Ticket “forward market” facilitator FirstDIBZ is effectively non-operational these days, as the beleaguered company prepares for possible settlement talks to begin compensating customers who have waited months to access their money.
The Chicago-based company, which managed online marketplaces where sports fans bought and sold options on event tickets, was nearly destroyed in early 2009 when it fell victim to a massive ticket fraud where fake NFL playoff and Super Bowl “dibz” were allegedly sold and re-sold with no tangible tickets attached to them.

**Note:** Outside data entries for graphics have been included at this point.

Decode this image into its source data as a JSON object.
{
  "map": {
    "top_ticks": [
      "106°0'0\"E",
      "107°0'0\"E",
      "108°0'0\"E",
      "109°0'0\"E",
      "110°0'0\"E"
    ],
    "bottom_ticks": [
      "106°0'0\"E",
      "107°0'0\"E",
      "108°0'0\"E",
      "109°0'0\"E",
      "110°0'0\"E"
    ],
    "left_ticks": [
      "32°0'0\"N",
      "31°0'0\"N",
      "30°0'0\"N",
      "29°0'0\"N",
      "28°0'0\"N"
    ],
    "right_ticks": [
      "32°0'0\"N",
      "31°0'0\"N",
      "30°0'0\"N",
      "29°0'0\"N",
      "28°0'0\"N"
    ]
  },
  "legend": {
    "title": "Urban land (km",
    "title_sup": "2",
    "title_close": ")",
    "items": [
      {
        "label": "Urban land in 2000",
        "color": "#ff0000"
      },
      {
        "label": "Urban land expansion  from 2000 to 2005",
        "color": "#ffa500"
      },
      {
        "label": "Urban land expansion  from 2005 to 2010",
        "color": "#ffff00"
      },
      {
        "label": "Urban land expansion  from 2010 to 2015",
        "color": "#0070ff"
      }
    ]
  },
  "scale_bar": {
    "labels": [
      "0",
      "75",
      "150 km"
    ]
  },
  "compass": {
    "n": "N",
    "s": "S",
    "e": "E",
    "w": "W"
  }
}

As a result, hundreds of fans were reportedly stiffed of their dibz earnings, though the company tried to make reparations to as many disgruntled fans as it could. Company put its losses at more than $1 million, but an exact accounting has never been disclosed.
Pennsylvania-based attorney Andrew Sciolla, who represents about 50 former FirstDIBZ customers, told TicketNews that he and FirstDIBZ attorneys are having “ongoing discussions regarding the resolution” of the case, but he could not elaborate on the specifics.
“I’m still being contacted three to four times a week from former customers about this case,” Sciolla said, adding that his understanding is that as many as 400 people could be affected by the case. Currently, the FirstDIBZ Web site is still up, but all marketplace activity has been suspended, pending a resolution of the legal matter.
“I anticipate we’ll start talks again within the next four weeks, but they have yet to produce any documentation about the exact amount of their losses,” he said.
FirstDIBZ is represented by Charles Leuin of the august law firm Greenberg Traurig, LLP, but Leuin did not immediately respond to messages seeking comment.
Part of the delay in a resolution with customers can be attributed to unrelated legal wrangling over an alleged patent infringement case FirstDIBZ filed against yoonew, OptionIt and viagogo.
The specter of a positive resolution in that case in FirstDIBZ’s favor contributed to the recent downfall of yoonew, which essentially ran out of money in part due to litigating the lawsuit.